O nível da água do rio Guadiana junto à vila de Mértola, no distrito de Beja, está hoje mais baixo, mas as preocupações mantêm-se com a possibilidade de uma nova subida, disse o presidente do município.

Em declarações à agência Lusa, o autarca de Mértola, Mário Tomé, indicou que nas últimas horas o caudal do rio “desceu um bocadinho”, em relação a quarta-feira, mas avisou que este abaixamento “pode dar uma sensação de falsa segurança”.

“As indicações que temos é que, fruto do que está a chover mais acima [mais a norte], Alqueva vai continuar a libertar muita água, Pedrógão também, as afluentes continuam a meter muita água no rio e o nível pode subir durante o dia de hoje”, salientou.

Assinalando que as autoridades estão a fazer a monitorização constante do nível da água, Mário Tomé apelou aos cidadãos para que “cumpram as orientações da Proteção Civil e do município” para que seja salvaguardado “o mais importante, que são as pessoas”.

Quanto à evacuação, na quarta-feira à noite, do lar da Santa Casa da Misericórdia (SCM) de Mértola, devido à proximidade do nível da água, o presidente do câmara destacou que “a articulação entre as entidades” permitiu cumprir com sucesso a operação.

“As pessoas estão alojadas com dignidade, com segurança, agimos com proatividade e garantimos que as pessoas passaram uma noite tranquila e não com ansiedade sobre se o rio podia ou não subir”, frisou.

Na quarta-feira à noite, a maioria dos utentes do lar foi transferida para o novo Lar de São Miguel do Pinheiro, da Câmara de Mértola, inaugurado no ano passado, mas que ainda não tinha entrado em funcionamento.

Além desta ocorrência, o autarca disse ter conhecimento de um café que ficou inundado na aldeia ribeirinha do Pomarão.

Também em declarações à Lusa, o provedor da SCM de Mértola, José Alberto Rosa, explicou que “à volta de 67 ou 68” dos 72 utentes do lar evacuado foram transferidos. Os restantes foram acolhidos por familiares, que os foram buscar.

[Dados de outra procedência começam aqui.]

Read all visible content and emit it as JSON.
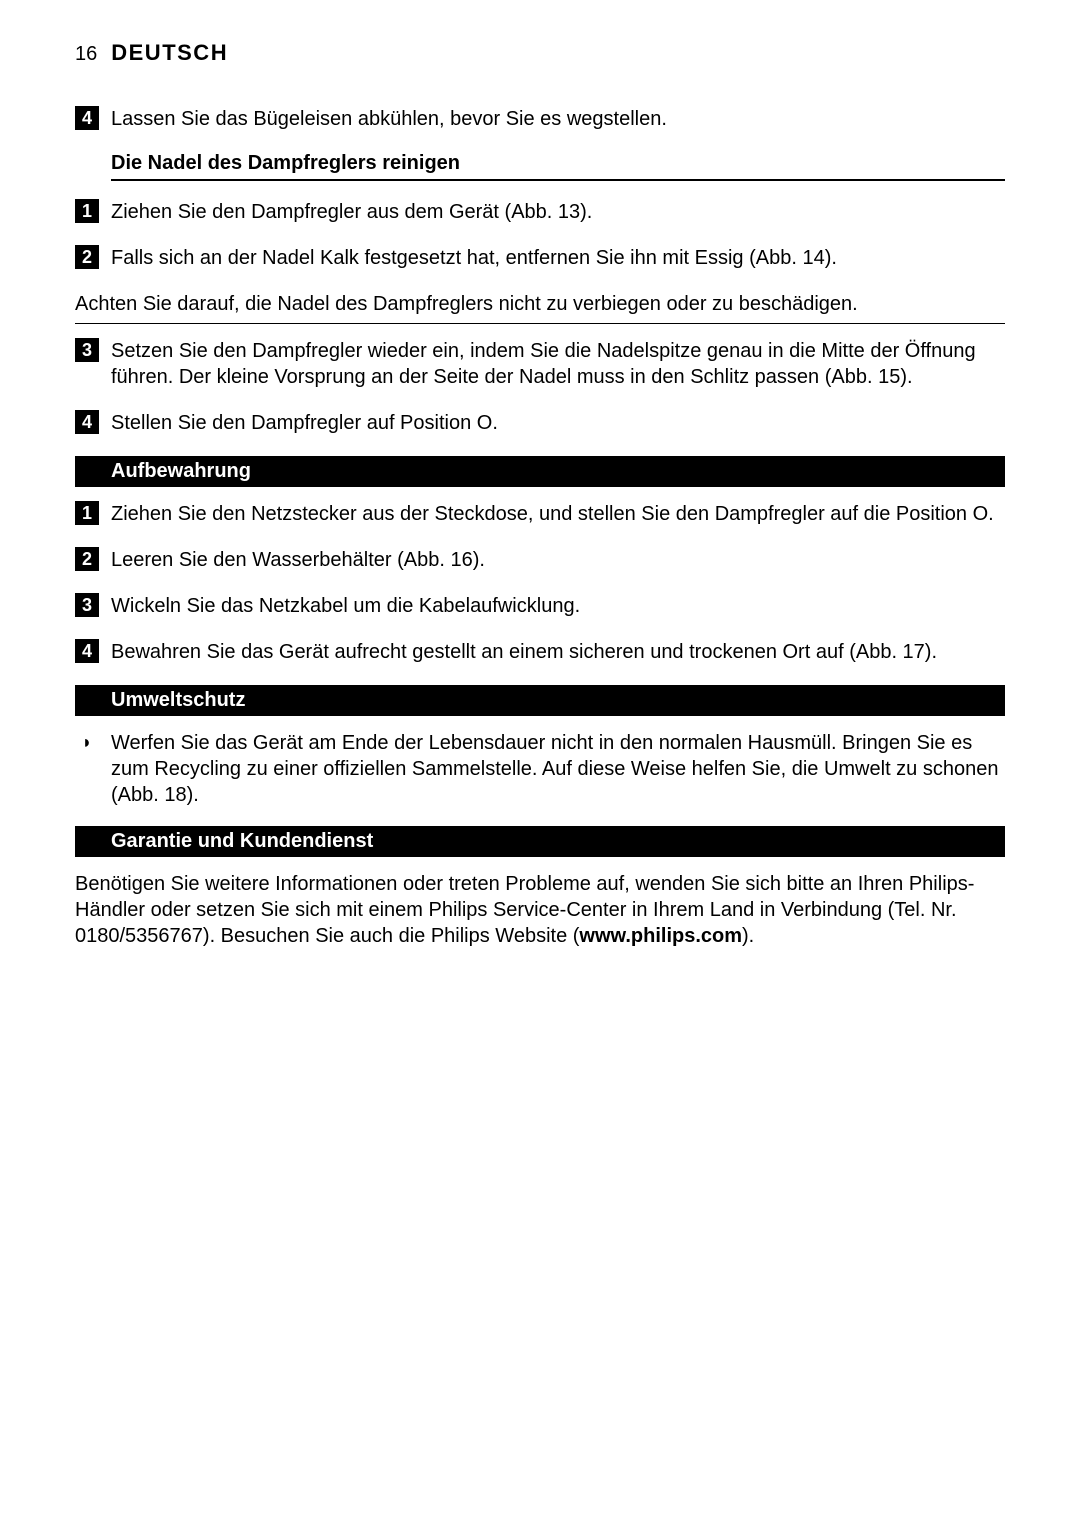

A maioria dos utentes foi para “um lar que ainda não estava a funcionar, instalações completamente novas, que nós realmente aproveitámos, e foi ótimo, porque a alternativa era colocar os utentes num pavilhão inóspito, que era um drama”.

Segundo o provedor da instituição, a transferência dos utentes contou com a colaboração das várias entidades no apoio e na disponibilização dos transportes, que agradeceu.

“Os utentes passaram a noite e tem estado a correr bem. Agora, é evidente que, em termos logísticos, tudo tem que ser acertado”, realçou, lembrando que o novo lar não tem ainda condições para a confeção das refeições.

O responsável explicou que as refeições vão ser confecionadas no lar da SCM de Mértola e transportadas para o espaço provisório: “E vamos ver quanto tempo isto vai durar, mas, é evidente, vamos voltar para a nossa casa.”

A Barragem do Alqueva tem vindo a efetuar, nos últimos dias, descargas de água, devido à “persistência de caudais afluentes elevados” provocados pelas chuvas intensas, levando ao aumento do caudal do rio Guadiana, que atravessa o concelho de Mértola.